Thanks Kyle. I certainly understand that perspective; I suppose my use cases are different in that I started out calling nbconvert directly and only switched to papermill for the easier parameter passing, so I would prefer to be able to pass along arbitrary arguments to the nbconvert preprocessor for compatibility.

Even if you don't agree philosophically with suppressing exceptions, it seems like there might be other situations where passing different optional flags to nbconvert would be desirable.
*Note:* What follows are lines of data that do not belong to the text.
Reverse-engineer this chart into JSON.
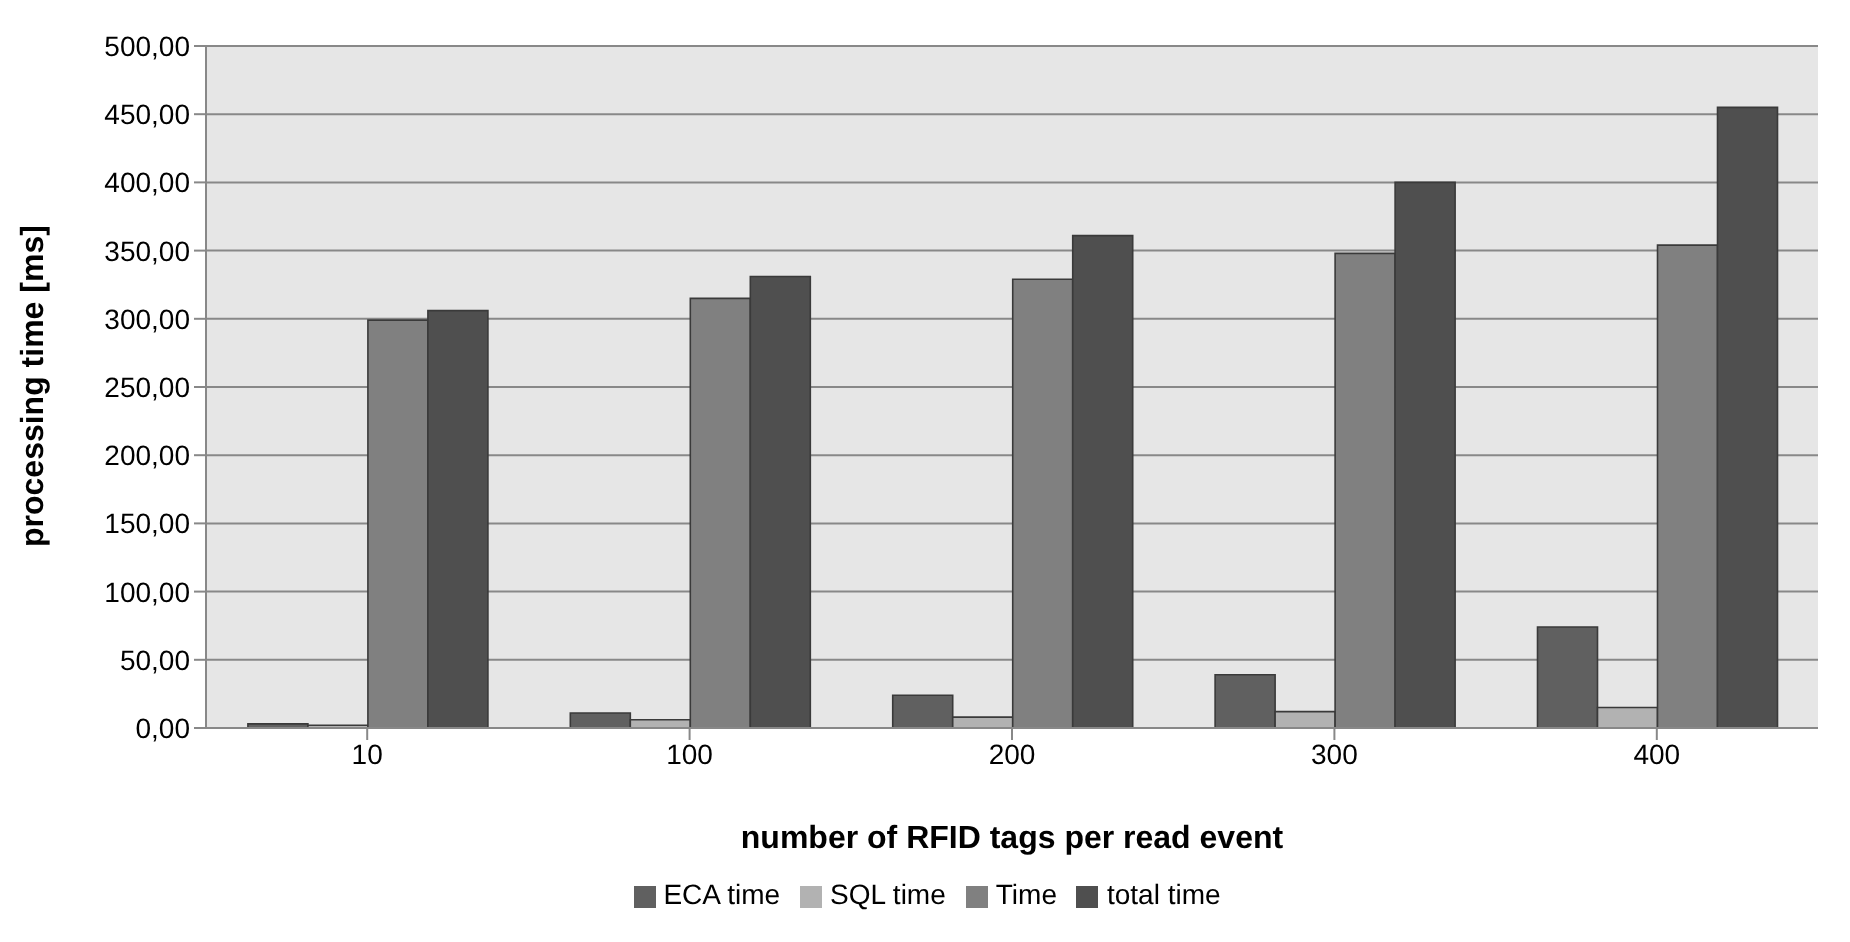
{
  "chart_data": {
    "type": "bar",
    "xlabel": "number of RFID tags per read event",
    "ylabel": "processing time [ms]",
    "categories": [
      "10",
      "100",
      "200",
      "300",
      "400"
    ],
    "series": [
      {
        "name": "ECA time",
        "color": "#606060",
        "values": [
          3,
          11,
          24,
          39,
          74
        ]
      },
      {
        "name": "SQL time",
        "color": "#b2b2b2",
        "values": [
          2,
          6,
          8,
          12,
          15
        ]
      },
      {
        "name": "Time",
        "color": "#808080",
        "values": [
          299,
          315,
          329,
          348,
          354
        ]
      },
      {
        "name": "total time",
        "color": "#4f4f4f",
        "values": [
          306,
          331,
          361,
          400,
          455
        ]
      }
    ],
    "ylim": [
      0,
      500
    ],
    "yticks": [
      {
        "value": 0,
        "label": "0,00"
      },
      {
        "value": 50,
        "label": "50,00"
      },
      {
        "value": 100,
        "label": "100,00"
      },
      {
        "value": 150,
        "label": "150,00"
      },
      {
        "value": 200,
        "label": "200,00"
      },
      {
        "value": 250,
        "label": "250,00"
      },
      {
        "value": 300,
        "label": "300,00"
      },
      {
        "value": 350,
        "label": "350,00"
      },
      {
        "value": 400,
        "label": "400,00"
      },
      {
        "value": 450,
        "label": "450,00"
      },
      {
        "value": 500,
        "label": "500,00"
      }
    ],
    "grid": "y",
    "legend": "bottom"
  }
}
But if the idea is that papermill should only do things one way rather than support whatever Jupyter at large does (again I can see both pros/cons) then I guess that wouldn't make sense.
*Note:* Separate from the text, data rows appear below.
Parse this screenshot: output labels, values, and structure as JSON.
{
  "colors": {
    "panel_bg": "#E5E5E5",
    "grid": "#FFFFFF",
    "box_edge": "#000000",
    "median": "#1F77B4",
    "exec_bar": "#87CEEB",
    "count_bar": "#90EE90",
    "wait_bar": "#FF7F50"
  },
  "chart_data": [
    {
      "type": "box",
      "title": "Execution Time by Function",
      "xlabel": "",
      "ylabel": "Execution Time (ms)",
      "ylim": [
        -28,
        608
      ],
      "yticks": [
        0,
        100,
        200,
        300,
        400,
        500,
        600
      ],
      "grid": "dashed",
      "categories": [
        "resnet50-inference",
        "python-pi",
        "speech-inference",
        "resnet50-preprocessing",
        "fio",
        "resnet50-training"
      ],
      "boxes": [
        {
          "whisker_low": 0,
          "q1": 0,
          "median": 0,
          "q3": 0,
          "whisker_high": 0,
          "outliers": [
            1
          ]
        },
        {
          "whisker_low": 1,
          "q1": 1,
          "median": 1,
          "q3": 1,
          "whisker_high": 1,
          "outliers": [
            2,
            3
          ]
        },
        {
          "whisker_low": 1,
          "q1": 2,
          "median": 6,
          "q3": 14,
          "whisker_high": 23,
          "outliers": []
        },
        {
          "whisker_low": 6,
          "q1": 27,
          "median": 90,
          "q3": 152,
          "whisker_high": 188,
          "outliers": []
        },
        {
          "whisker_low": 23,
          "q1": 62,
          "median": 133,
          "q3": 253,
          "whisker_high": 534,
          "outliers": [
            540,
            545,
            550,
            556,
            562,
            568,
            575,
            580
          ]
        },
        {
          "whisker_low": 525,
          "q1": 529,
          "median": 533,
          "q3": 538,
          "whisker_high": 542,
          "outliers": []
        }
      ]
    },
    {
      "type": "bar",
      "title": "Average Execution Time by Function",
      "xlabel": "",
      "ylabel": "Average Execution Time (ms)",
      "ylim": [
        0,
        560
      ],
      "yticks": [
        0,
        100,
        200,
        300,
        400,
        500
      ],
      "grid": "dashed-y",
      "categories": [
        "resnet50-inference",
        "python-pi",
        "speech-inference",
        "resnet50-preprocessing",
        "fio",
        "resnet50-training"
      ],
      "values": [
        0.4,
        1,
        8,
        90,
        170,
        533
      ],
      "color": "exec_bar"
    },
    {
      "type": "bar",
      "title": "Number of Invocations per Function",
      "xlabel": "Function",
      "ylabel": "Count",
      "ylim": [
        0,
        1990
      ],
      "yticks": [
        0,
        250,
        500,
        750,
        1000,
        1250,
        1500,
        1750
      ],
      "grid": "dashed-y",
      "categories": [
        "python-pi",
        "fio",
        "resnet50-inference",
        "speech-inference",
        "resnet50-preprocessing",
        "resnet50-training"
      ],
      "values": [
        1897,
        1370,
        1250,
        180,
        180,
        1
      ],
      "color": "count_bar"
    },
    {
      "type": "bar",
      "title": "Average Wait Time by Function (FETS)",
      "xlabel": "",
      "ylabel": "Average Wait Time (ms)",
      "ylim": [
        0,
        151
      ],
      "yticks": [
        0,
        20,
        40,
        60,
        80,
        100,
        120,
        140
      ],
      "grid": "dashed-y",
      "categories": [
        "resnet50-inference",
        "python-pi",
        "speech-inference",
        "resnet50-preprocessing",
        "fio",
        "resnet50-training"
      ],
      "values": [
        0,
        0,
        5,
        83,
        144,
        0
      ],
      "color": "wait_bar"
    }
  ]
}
mpacer commented 5 years ago

For context: So far the argument has been that by avoiding using JupyterApp and traitlets, we have simplified papermill's API. Adding that would be the most straightforward way to get papermill to accept arbitrary nbconvert commands. I think it's gone pretty well so far in that regard (I was originally on the other side of the issue and @mseal won me over), but I'm always open minded.
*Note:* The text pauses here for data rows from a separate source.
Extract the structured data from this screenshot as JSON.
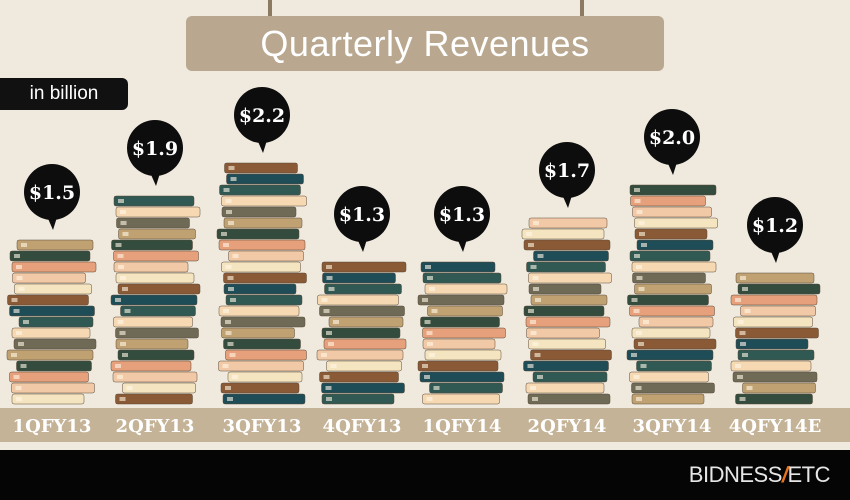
{
  "title": "Quarterly Revenues",
  "unit_label": "in billion",
  "brand": {
    "name_left": "BIDNESS",
    "slash": "/",
    "name_right": "ETC"
  },
  "colors": {
    "background": "#efe9de",
    "title_plate": "#b9a88f",
    "axis_band": "#c5b397",
    "bubble": "#0d0d0d",
    "footer": "#050505",
    "brand_accent": "#e8731c"
  },
  "chart_data": {
    "type": "bar",
    "title": "Quarterly Revenues",
    "ylabel": "in billion",
    "categories": [
      "1QFY13",
      "2QFY13",
      "3QFY13",
      "4QFY13",
      "1QFY14",
      "2QFY14",
      "3QFY14",
      "4QFY14E"
    ],
    "values": [
      1.5,
      1.9,
      2.2,
      1.3,
      1.3,
      1.7,
      2.0,
      1.2
    ],
    "data_labels": [
      "$1.5",
      "$1.9",
      "$2.2",
      "$1.3",
      "$1.3",
      "$1.7",
      "$2.0",
      "$1.2"
    ],
    "bar_style": "stacked-books",
    "ylim": [
      0,
      2.2
    ],
    "grid": false,
    "legend": "none"
  }
}
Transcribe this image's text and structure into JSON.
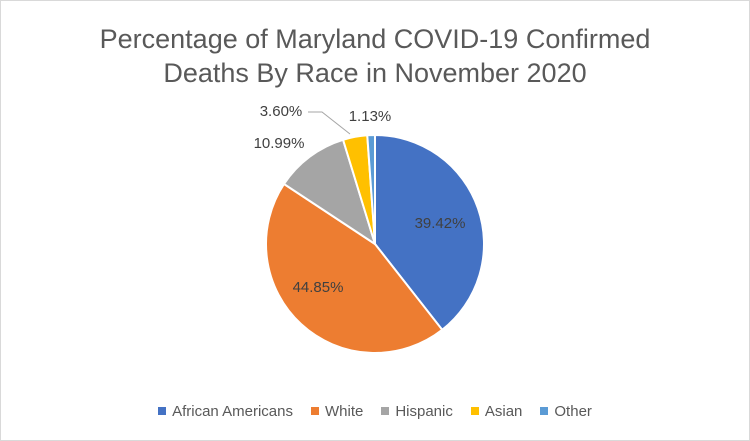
{
  "chart_data": {
    "type": "pie",
    "title_line1": "Percentage of Maryland COVID-19 Confirmed",
    "title_line2": "Deaths By Race in November 2020",
    "slices": [
      {
        "name": "African Americans",
        "value": 39.42,
        "label": "39.42%",
        "color": "#4472C4"
      },
      {
        "name": "White",
        "value": 44.85,
        "label": "44.85%",
        "color": "#ED7D31"
      },
      {
        "name": "Hispanic",
        "value": 10.99,
        "label": "10.99%",
        "color": "#A5A5A5"
      },
      {
        "name": "Asian",
        "value": 3.6,
        "label": "3.60%",
        "color": "#FFC000"
      },
      {
        "name": "Other",
        "value": 1.13,
        "label": "1.13%",
        "color": "#5B9BD5"
      }
    ],
    "legend_position": "bottom"
  }
}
One possibility would be to try to adapt the papermill parameter passing as an nbconvert preprocessor. It wouldn't be too challenging to reproduce the parameterisation functionality that exists today (from a logic perspective).

Note, in contrast to the parameter passing the engine functionality wouldn't be easy to transport.

MSeal commented 5 years ago

You could also run the notebook with papermill --report-mode to parameterize it, and then do a direct nbconvert call.

Alternatively you can register a copy of the nbconvert engine for your own execution to set the flag.

I think the only feature we'd really want to directly adopt might be a way to pass options to engines (which is currently difficult) rather than exposing lower level options directly.

bnaul commented 5 years ago

--report-mode seems like a good workaround for this particular problem and I have no other strong opinions about the engine configuration 🙂. thanks!

djherbis commented 4 years ago

@MSeal @mpacer Kaggle has been experimenting with using papermill instead of nbconvert for executing notebooks, however not having this as an option has been a bit of a blocker for us.

It seems we have some notebooks (ex. Kaggle Learn) which expect to produce an exception and continue, and we also have things like Competitions where an exception may occur but they still create a valid submission and we wouldn't want to boot them for that (on the other hand, we do have some users who would prefer to stop early rather than run 5hrs after a failure).

The main feature we like about papermill is that unlike nbconvert it prints out cell output, something users have been wanting for years.

Would papermill ever consider supporting allow_errors, or should I investigate other solutions?

MSeal commented 4 years ago

@djherbis Since we pass along kwargs to the downstream systems this is actually already supported with the allow_errors=True argument to execute_notebook, it's just not exposed to the CLI atm.

pm.execute_notebook('input.ipynb', 'output.ipynb', allow_errors=True)